Pempek is a typical menu of Palembang.
Pempek made from raw materials processed fish with flour with a variety of
unique shapes. There is the so-called submarine, lenjer, and others. Usually
this pempek be eaten with watery sauce made from vinegar sauce and sugar. In
addition, there are extra noodles and pickles in it. When eaten, the tongue
will JBers really spoiled because there is a sense of savory, sweet, sour and
salty all at once.
Pempek or Empek-empek is typical food
from South Sumatera. Pempek Palembang made from fish and corn starch. The food
is widely popular because it tastes savory and spicy sauce, sour, and sweet. Vinegar
or cuko (in Palembang). Cuko made from boiled water, then add brown sugar, ebi
shrimp and mashed cayenne pepper, garlic, and salt. For the indigenous people
of Palembang, cuko from the first made spicy to increase appetite. But with the
influx of migrants from outside the island of Sumatra, the current commonly
found cuko with a sweet taste to those who do not like spicy. Cuko can protect
teeth from caries (decay enamel and dentin), because in one liter of solution
for pizza sauce is usually contained 9-13 fluoride. The complement to the
distinctive taste is eating food are slices of fresh cucumber dice and yellow
noodles.
Ingredients
300 g of fish fillet, mashed
200 g of corn starch
200 flour wheat
1 egg
Water
Salt
3 onion white, pestle rough
1/2 pepper, puree
Kuah Cuko:
2 Onion white
3 small size red Sugar
8 Chili spicy
2 Acid Java
1 Cuka
Complement:
Cucumber, cut into small cubes
Step
1.
Mix the fish mackerel that have been
mashed, corn starch, flour, and spices (garlic + pepper + salt), knead by hand.

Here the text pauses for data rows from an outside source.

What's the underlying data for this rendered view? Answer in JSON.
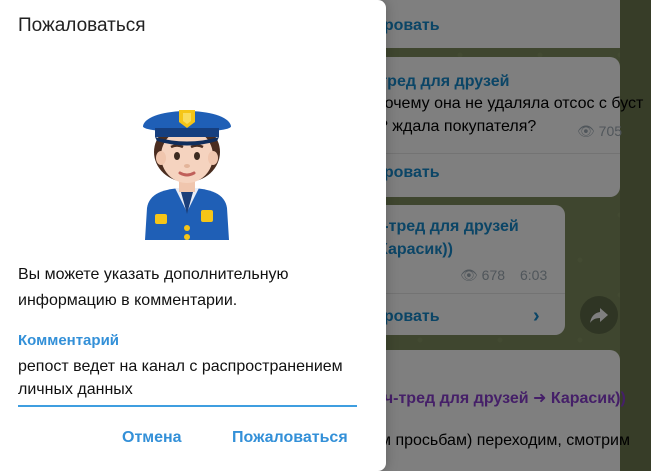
{
  "dialog": {
    "title": "Пожаловаться",
    "description": "Вы можете указать дополнительную информацию в комментарии.",
    "comment_label": "Комментарий",
    "comment_value": "репост ведет на канал с распространением личных данных",
    "cancel_label": "Отмена",
    "report_label": "Пожаловаться",
    "illustration_icon": "police-officer-emoji"
  },
  "background_chat": {
    "msg1": {
      "forward_label": "ировать"
    },
    "msg2": {
      "channel": "-тред для друзей",
      "line1": "почему она не удаляла отсос с буст",
      "line2": "и? ждала покупателя?",
      "views": "705",
      "forward_label": "ировать"
    },
    "msg3": {
      "channel": "ч-тред для друзей",
      "line1": "Карасик))",
      "views": "678",
      "time": "6:03",
      "forward_label": "ировать"
    },
    "msg4": {
      "channel_prefix": "ич-тред для друзей",
      "channel_suffix": "Карасик))",
      "line1": "м просьбам) переходим, смотрим"
    }
  },
  "colors": {
    "accent": "#3390d8",
    "dialog_bg": "#ffffff",
    "overlay": "rgba(0,0,0,0.5)"
  }
}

Then enter the water little by little until all well blended. The dough should
not be too dilute, water supply if it were stopped when the dough can be shaped
/ molded.
2.
Form the dough according to taste, can
be also round and flat oval.
3.
Heat water to boil Pempek dough is
formed, if the water is boiling enter the batter one by one.
4.
Lift Pempek when it floats on the
surface of the water, then drain.
5.
Puree the chilies + garlic + salt. Boil
the water and add the spices. Add brown sugar, tamarind and vinegar into it.
Aduk2 continue until the remaining 1/2 td initially or until dark brown sauce,
correction of flavor when it is fitting turn off the stove.
6.
Recently cuko strain broth through a
colander.
7.
To serve, fried Pempek had boiled until
cooked / golden brown. Then arrange on a plate, put the cucumber who is already
dipotong2 on it, then flush with gravy Cuko.